The study, “Catalytic Antimicrobial Robots for Biofilm Eradication” published in Science Robotics, shows that robots with catalytic activity successfully eradicated sticky amalgamations of bacteria enmeshed in protective scaffolding (i.e., oral biofilm).
The team designed two robotic systems: one to work on surfaces, and the second to maneuver inside confined spaces. Development of these biofilm-removal systems was led by Hyun (Michel) Koo, DDS, MS, PhD, of the School of Dental Medicine and Edward Steager, MA, PhD, a senior research investigator in the School of Engineering and Applied Science. The discovery could prove valuable in a wide range of applications, from keeping water pipes and catheters clean to reducing the risk of tooth decay, endodontic infections, and implant contamination.
“Robotic systems can precisely remove plaque and kill bacteria that cause caries or other oral infections, without damaging healthy tissues or disrupting the healthy microbiota,” says Koo. “We envision programing micro-robots to perform automated cleaning precisely where bacteria accumulate and cause oral diseases. This could help clinicians and patients manage and maintain oral health.”
These systems also mean less manual labor for clinicians, as the robots can be deployed to kill and degrade biofilm, while simultaneously removing any biodegraded debris—and without damaging nearby host tissues. Current biofilm removal methods include mechanical biofilm debridement in the office, and at-home treatments, such as toothbrushing and flossing.
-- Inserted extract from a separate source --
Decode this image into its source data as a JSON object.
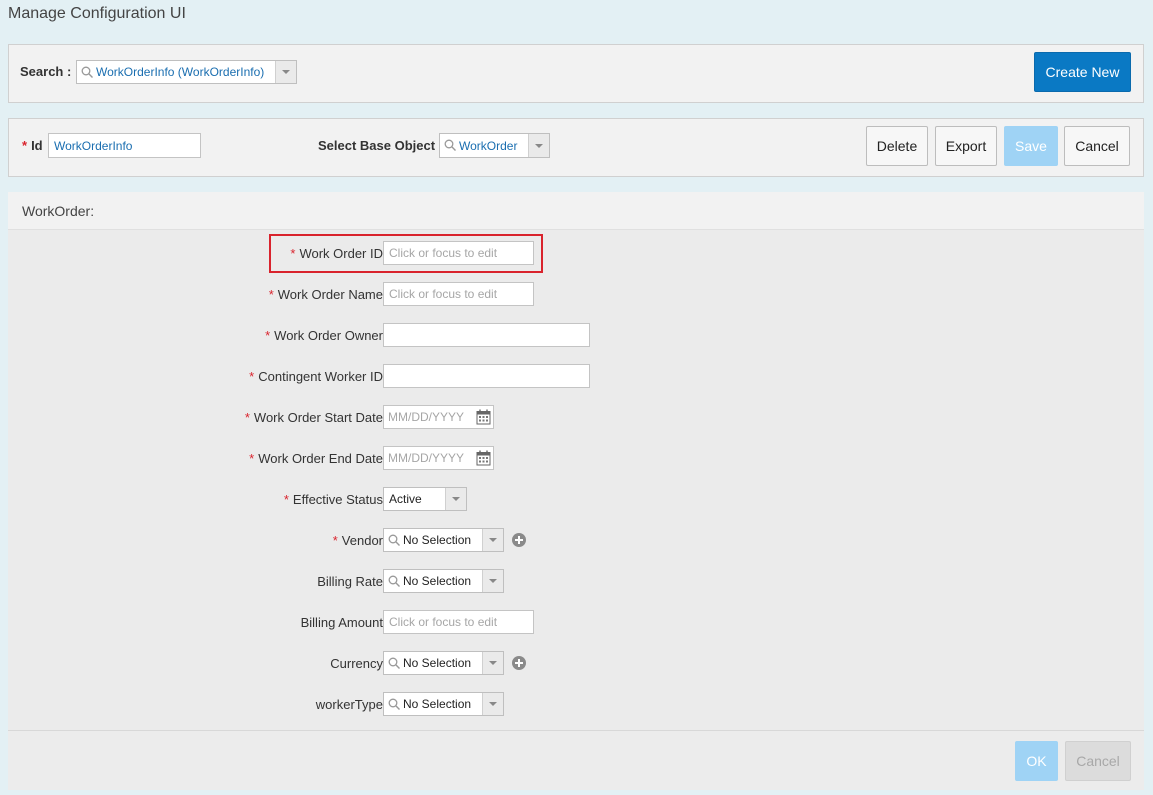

“Existing treatments are ineffective because they are incapable of simultaneously degrading the protective biofilm matrix, killing the embedded bacteria, and physically removing the biodegraded products,” says Koo. “These robots can do all three at once effectively and precisely.”
Made of iron oxide nanoparticles, the robots are controlled by a magnetic field. Investigators applied a magnetic field to remove biofilm on a glass surface, and report that after 24 hours the biofilm did not regrow, demonstrating the system completely removed and killed the debris.
“The miniaturized robots we built at micron- to sub-millimeter scale were designed to fit inside the root canal,” says Koo. Using a three-dimensional printer with a gel containing the magnetic nanoparticles, the team tested a screw shape to scrub inside a tube and one with fins to clean inside a narrow channel within an extracted tooth. Rotating magnets enabled the robots to be driven through the tube and channel, according to the researchers.
The team will conduct in vivo and clinical efficacy testing to assess if the robotic system is more effective and reliable than traditional methods. “We need to show clinical efficacy and then develop prototypes that are practical for in-office use,” notes Koo.